Cathrine Sandgren, Head of Cash Management Sweden, says: “Cash forecasting and keeping track of incoming payments was of course of high importance previously but that has only increased in importance post corona because of the tight liquidity situation many companies are in. So if that was previously high on the agenda, it’s even higher now.”
Focus on forecasting
Finding ways of maintaining liquidity in the light of reduced cash flows and minimising trade risks are essential steps in ensuring businesses can maintain stability. Increased focus on cash forecasting might help to highlight more quickly where overdue payments may become problematic.
Johnny says: “Some companies today are already using advanced tools like AI (Artificial Intelligence) for cash forecasting and I believe that smart ways of working in this area will become even more important in the future. The main focus today is usually placed on when the money will be received and sent but I believe it also could be used in other areas as well.”
Cathrine says: “Establishing an automated process can help to identify when these slippages of payments start happening, even before the human eye can discover them. When liquidity is tight, which it has been during the corona downturn, it is even more important to identify early on where you have problems with payments to be able to take action. This may mean stop selling to a particular customer who won’t be paying or taking other action. Introducing a solution based on machine learning that can predict the timing of incoming payments and detect changes in payment patterns will help planning and allow companies to act quickly.”

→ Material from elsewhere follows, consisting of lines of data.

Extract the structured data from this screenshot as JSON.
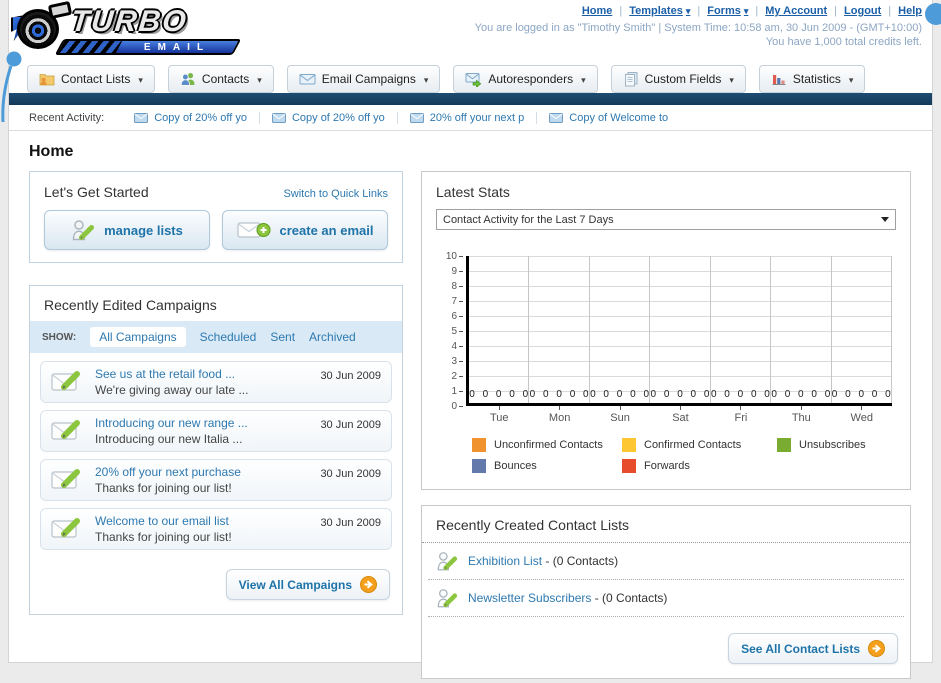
{
  "header": {
    "brand": {
      "name": "TURBO",
      "sub": "EMAIL"
    },
    "links": [
      {
        "label": "Home",
        "dropdown": false
      },
      {
        "label": "Templates",
        "dropdown": true
      },
      {
        "label": "Forms",
        "dropdown": true
      },
      {
        "label": "My Account",
        "dropdown": false
      },
      {
        "label": "Logout",
        "dropdown": false
      },
      {
        "label": "Help",
        "dropdown": false
      }
    ],
    "login_status": "You are logged in as \"Timothy Smith\" | System Time: 10:58 am, 30 Jun 2009 - (GMT+10:00)",
    "credits": "You have 1,000 total credits left."
  },
  "nav": {
    "tabs": [
      {
        "label": "Contact Lists",
        "icon": "contact-lists-icon"
      },
      {
        "label": "Contacts",
        "icon": "contacts-icon"
      },
      {
        "label": "Email Campaigns",
        "icon": "email-campaigns-icon"
      },
      {
        "label": "Autoresponders",
        "icon": "autoresponders-icon"
      },
      {
        "label": "Custom Fields",
        "icon": "custom-fields-icon"
      },
      {
        "label": "Statistics",
        "icon": "statistics-icon"
      }
    ]
  },
  "recent_activity": {
    "label": "Recent Activity:",
    "items": [
      {
        "label": "Copy of 20% off yo"
      },
      {
        "label": "Copy of 20% off yo"
      },
      {
        "label": "20% off your next p"
      },
      {
        "label": "Copy of Welcome to"
      }
    ]
  },
  "page": {
    "title": "Home"
  },
  "get_started": {
    "title": "Let's Get Started",
    "switch_link": "Switch to Quick Links",
    "manage_lists_label": "manage lists",
    "create_email_label": "create an email"
  },
  "campaigns": {
    "title": "Recently Edited Campaigns",
    "show_label": "SHOW:",
    "filters": [
      {
        "label": "All Campaigns",
        "selected": true
      },
      {
        "label": "Scheduled",
        "selected": false
      },
      {
        "label": "Sent",
        "selected": false
      },
      {
        "label": "Archived",
        "selected": false
      }
    ],
    "items": [
      {
        "title": "See us at the retail food ...",
        "subtitle": "We're giving away our late ...",
        "date": "30 Jun 2009"
      },
      {
        "title": "Introducing our new range ...",
        "subtitle": "Introducing our new Italia ...",
        "date": "30 Jun 2009"
      },
      {
        "title": "20% off your next purchase",
        "subtitle": "Thanks for joining our list!",
        "date": "30 Jun 2009"
      },
      {
        "title": "Welcome to our email list",
        "subtitle": "Thanks for joining our list!",
        "date": "30 Jun 2009"
      }
    ],
    "view_all_label": "View All Campaigns"
  },
  "stats": {
    "title": "Latest Stats",
    "selected_option": "Contact Activity for the Last 7 Days"
  },
  "chart_data": {
    "type": "bar",
    "title": "Contact Activity for the Last 7 Days",
    "categories": [
      "Tue",
      "Mon",
      "Sun",
      "Sat",
      "Fri",
      "Thu",
      "Wed"
    ],
    "series": [
      {
        "name": "Unconfirmed Contacts",
        "color": "#F0932F",
        "values": [
          0,
          0,
          0,
          0,
          0,
          0,
          0
        ]
      },
      {
        "name": "Confirmed Contacts",
        "color": "#FCC732",
        "values": [
          0,
          0,
          0,
          0,
          0,
          0,
          0
        ]
      },
      {
        "name": "Unsubscribes",
        "color": "#79AC31",
        "values": [
          0,
          0,
          0,
          0,
          0,
          0,
          0
        ]
      },
      {
        "name": "Bounces",
        "color": "#6379AC",
        "values": [
          0,
          0,
          0,
          0,
          0,
          0,
          0
        ]
      },
      {
        "name": "Forwards",
        "color": "#E74C2C",
        "values": [
          0,
          0,
          0,
          0,
          0,
          0,
          0
        ]
      }
    ],
    "ylim": [
      0,
      10
    ],
    "yticks": [
      10,
      9,
      8,
      7,
      6,
      5,
      4,
      3,
      2,
      1,
      0
    ],
    "grid": true,
    "legend_position": "bottom",
    "value_labels_shown": true
  },
  "contact_lists": {
    "title": "Recently Created Contact Lists",
    "items": [
      {
        "name": "Exhibition List",
        "suffix": " - (0 Contacts)"
      },
      {
        "name": "Newsletter Subscribers",
        "suffix": " - (0 Contacts)"
      }
    ],
    "see_all_label": "See All Contact Lists"
  },
  "colors": {
    "accent_blue": "#1E73A8",
    "link_blue": "#1B5FA8",
    "navy_bar": "#163D5C",
    "orange_arrow": "#F4A01C",
    "balloon_blue": "#4D9BD8"
  }
}
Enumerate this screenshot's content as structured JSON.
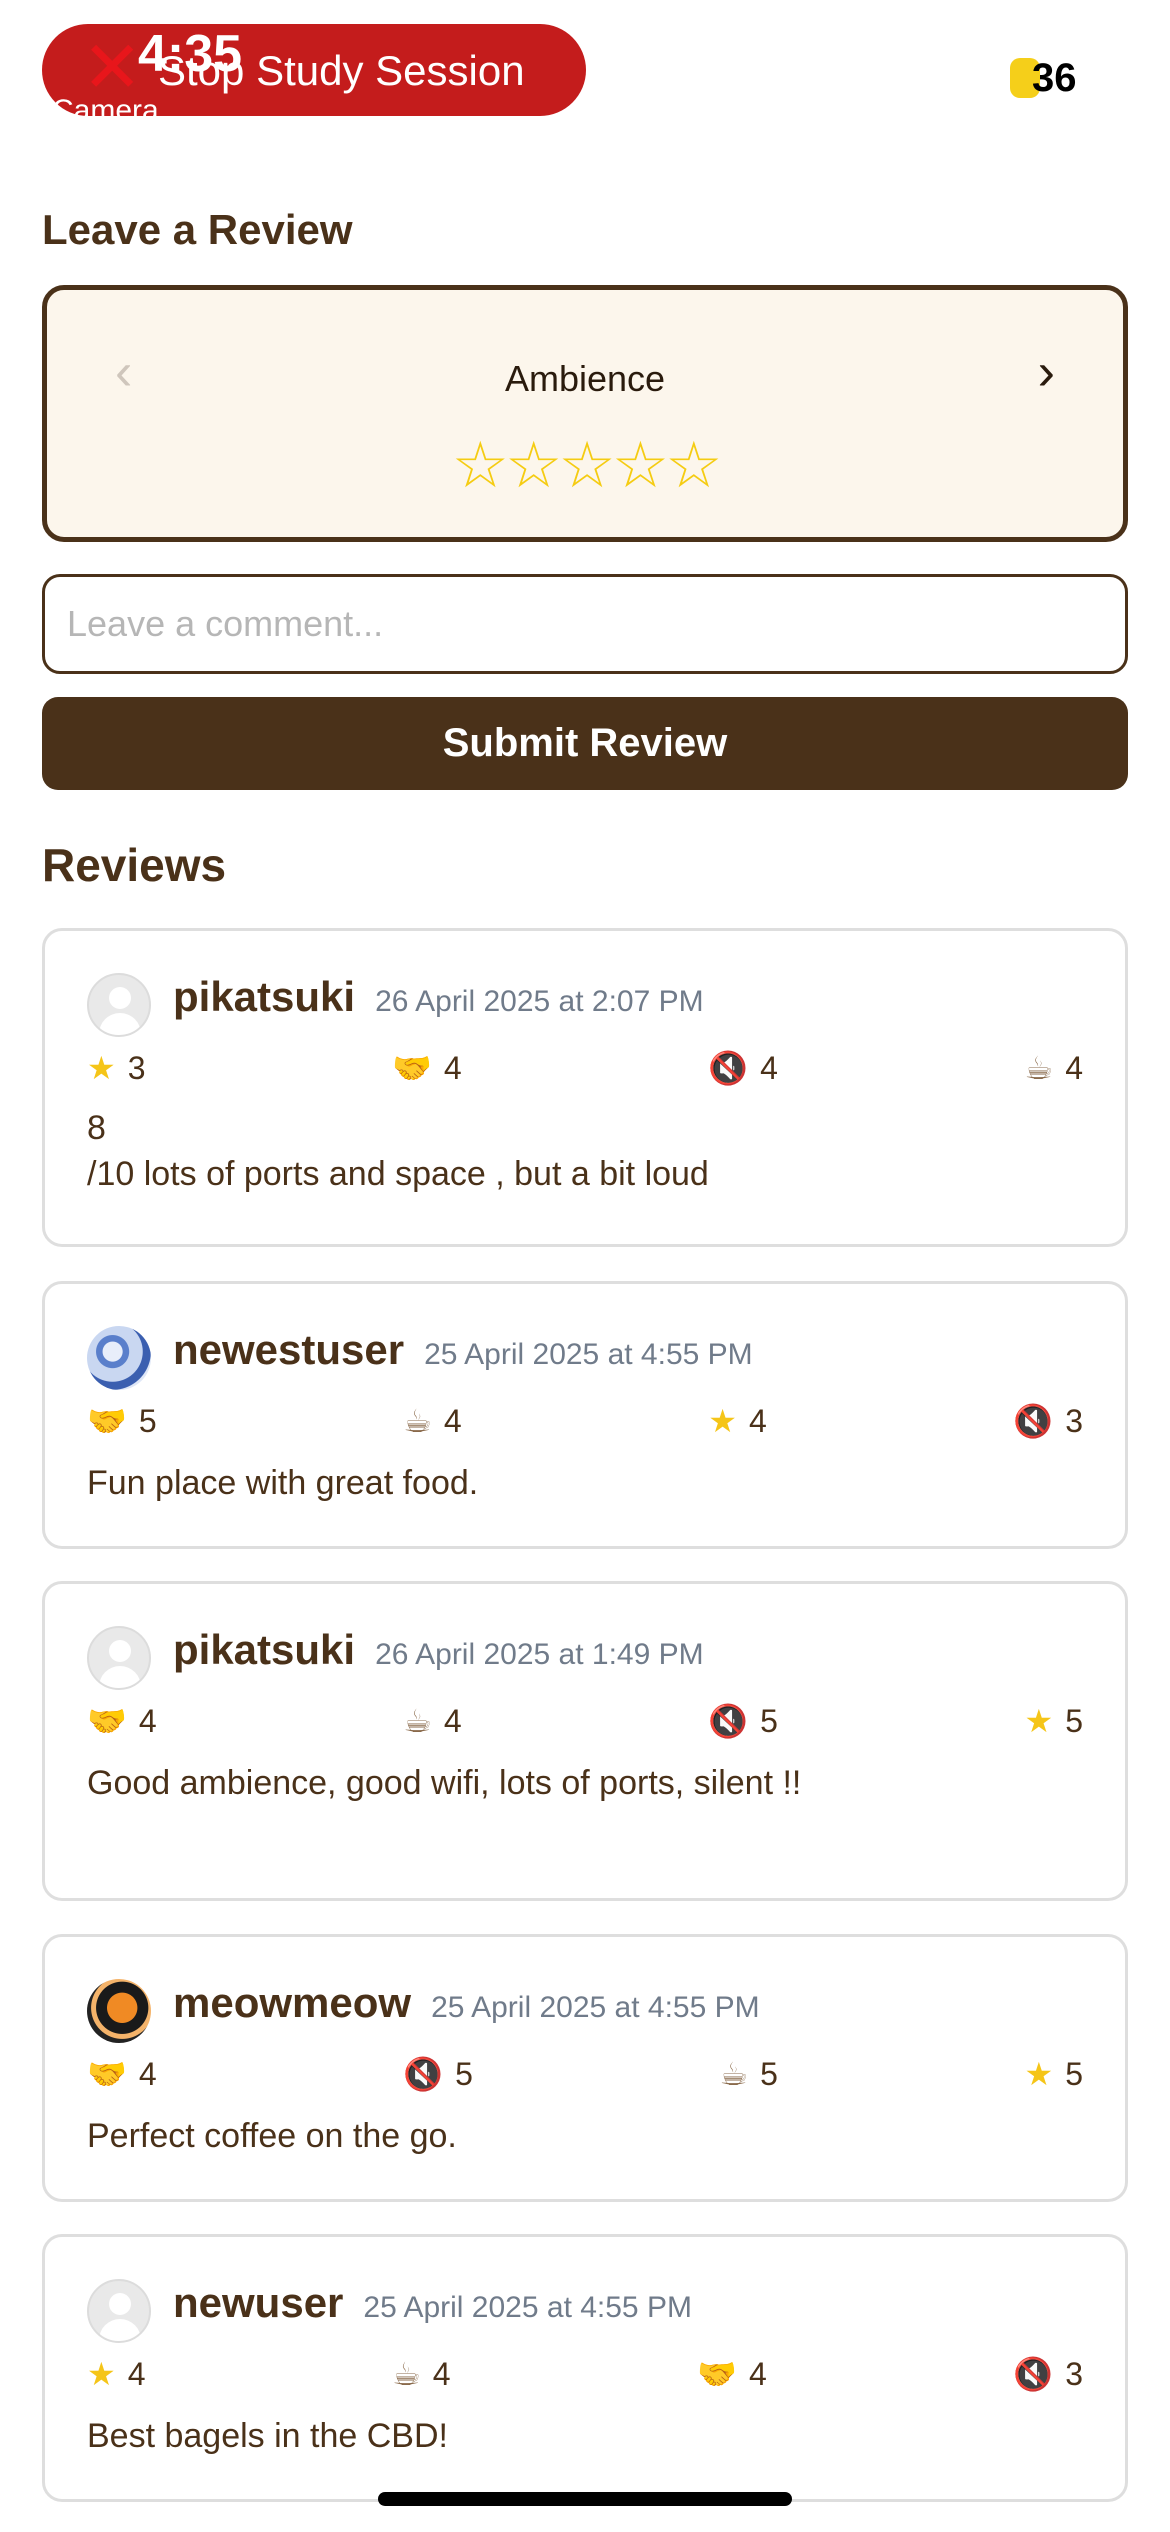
{
  "status_bar": {
    "time": "4:35",
    "stop_session_label": "Stop Study Session",
    "camera_hint": "Camera",
    "battery": "36"
  },
  "review_form": {
    "title": "Leave a Review",
    "category": "Ambience",
    "stars": "☆☆☆☆☆",
    "comment_placeholder": "Leave a comment...",
    "submit_label": "Submit Review"
  },
  "reviews_title": "Reviews",
  "reviews": [
    {
      "username": "pikatsuki",
      "timestamp": "26 April 2025 at 2:07 PM",
      "ratings": [
        {
          "icon": "star-icon",
          "glyph": "★",
          "value": "3"
        },
        {
          "icon": "handshake-icon",
          "glyph": "🤝",
          "value": "4"
        },
        {
          "icon": "quiet-icon",
          "glyph": "🔇",
          "value": "4"
        },
        {
          "icon": "coffee-icon",
          "glyph": "☕",
          "value": "4"
        }
      ],
      "comment": "8\n/10 lots of ports and space , but a bit loud"
    },
    {
      "username": "newestuser",
      "timestamp": "25 April 2025 at 4:55 PM",
      "ratings": [
        {
          "icon": "handshake-icon",
          "glyph": "🤝",
          "value": "5"
        },
        {
          "icon": "coffee-icon",
          "glyph": "☕",
          "value": "4"
        },
        {
          "icon": "star-icon",
          "glyph": "★",
          "value": "4"
        },
        {
          "icon": "quiet-icon",
          "glyph": "🔇",
          "value": "3"
        }
      ],
      "comment": "Fun place with great food."
    },
    {
      "username": "pikatsuki",
      "timestamp": "26 April 2025 at 1:49 PM",
      "ratings": [
        {
          "icon": "handshake-icon",
          "glyph": "🤝",
          "value": "4"
        },
        {
          "icon": "coffee-icon",
          "glyph": "☕",
          "value": "4"
        },
        {
          "icon": "quiet-icon",
          "glyph": "🔇",
          "value": "5"
        },
        {
          "icon": "star-icon",
          "glyph": "★",
          "value": "5"
        }
      ],
      "comment": "Good ambience, good wifi, lots of ports, silent !!"
    },
    {
      "username": "meowmeow",
      "timestamp": "25 April 2025 at 4:55 PM",
      "ratings": [
        {
          "icon": "handshake-icon",
          "glyph": "🤝",
          "value": "4"
        },
        {
          "icon": "quiet-icon",
          "glyph": "🔇",
          "value": "5"
        },
        {
          "icon": "coffee-icon",
          "glyph": "☕",
          "value": "5"
        },
        {
          "icon": "star-icon",
          "glyph": "★",
          "value": "5"
        }
      ],
      "comment": "Perfect coffee on the go."
    },
    {
      "username": "newuser",
      "timestamp": "25 April 2025 at 4:55 PM",
      "ratings": [
        {
          "icon": "star-icon",
          "glyph": "★",
          "value": "4"
        },
        {
          "icon": "coffee-icon",
          "glyph": "☕",
          "value": "4"
        },
        {
          "icon": "handshake-icon",
          "glyph": "🤝",
          "value": "4"
        },
        {
          "icon": "quiet-icon",
          "glyph": "🔇",
          "value": "3"
        }
      ],
      "comment": "Best bagels in the CBD!"
    }
  ]
}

Johnny adds: “If a company proves to be a consistently late payer, an automated procedure could be introduced that sends a new invoice to the company immediately the same day as the payment was not received. Especially if it´s known that the payer only makes a payment after one or two reminders have been sent.”
Cathrine adds: “Even if you have a very large customer that always pays late you should at least be aware of it and make sure that you get compensated for the cost of those extra days. If you start a discussion with the customer related to the costs of late payment then you can maybe shift their behaviour.”
When liquidity is tight, which it has been during the corona downturn, it is even more important to identify early on where you have problems with payments to be able to take action.
Working with supply chain finance
A focus on reducing the amount of overdues, creates an opportunity for companies to take stock of their treasury policies to streamline their approach and increase efficiency.
Richard says: “There are certain things that can be done across the board to help companies with savings be it through programmes and solutions that we can put in place and also by taking a strategic approach. Companies need to understand what they can do internally to position themselves to help mitigate some of the costs that there are as a result of these overdues which we expect to get worse in the short term.”
“Overdues create a link between cash management, trade finance and working capital. Historically many companies have thought that receivables programmes (when a company sells their receivables to a bank) are there to generate cash. So you do it in a situation when you don’t have any other access to liquidity, be it through CP markets, short term debt or anything else. In reality a properly structured receivables programme gives you a risk mitigation element as well. Helping the treasury policy by de-risking certain customers means it’s not just a cash generation exercise but a treasury risk mitigation one as well,” concludes Richard.